Mindfulness reduces obesity risks

Credit: activeonegroup.com 

People who live in the present are less likely to have belly fat and to become obese, according to a US study.

Previous studies have shown that knowing your body leads to real physical benefits ranging from a reduction in stress to protection for the heart.

A team of researchers at Brown University Public School of Health in the US discovered that a low level of attention given to the present has an impact on the body, particularly fat stored around the waist.

The concept of mindfulness has been attracting an increasing amount of interest over the past 20 year: it is a state of mind which results from fully experiencing the present moment, without making any judgements.

The team worked with 394 volunteers, men and women with an average age of 50, all of whom participated in the New England Family Study and had been followed since early childhood.

In order to evaluate their working hypothesis, the researchers used a Mindfulness Attention Awareness Scale (MAAS) questionnaire and observed various parameters such as body fat and weight.

Their findings, which were published in the 19 October edition of the International Journal of Behavioral Medicine, showed that the participants with a low level of mindfulness were 34% more likely to be obese than those with more attention to their current feelings and thoughts.

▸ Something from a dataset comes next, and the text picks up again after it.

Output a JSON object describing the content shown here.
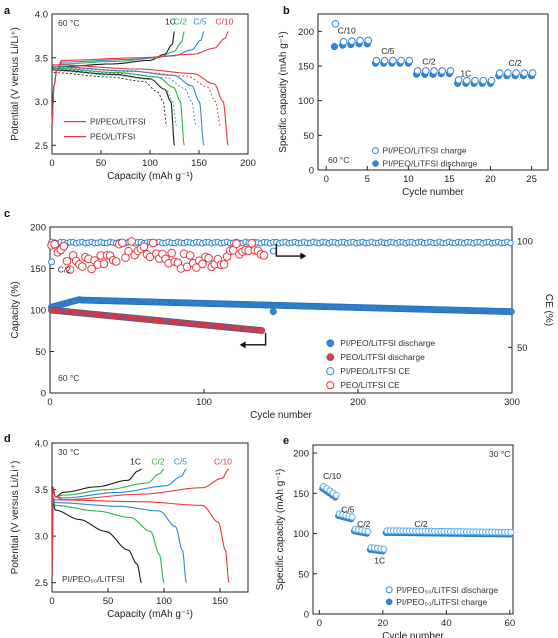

What is more, the volunteers who were less sensitive to this state of mind had an average of 0.454 kg (editor's note: 1 lb.) more fat around the waist compared to the other participants.

Erick Loucks, one of the authors of the study, commented that "The vast majority of these people are not meditating". He said that it was simply a state of mind focused on the present and an awareness of thoughts, emotions, and physical sensations.

The researchers concluded that people who are capable of greater mindfulness, for whatever reason, are more aware of their body, their emotions and moods in the present and therefore, for example, would have fewer cravings and be more receptive to the feelings created by exercise.

However, Erick Loucks said that the effect is "small to medium".

Loucks says he has meditated daily for 20 years and teaches mindfulness at Brown University.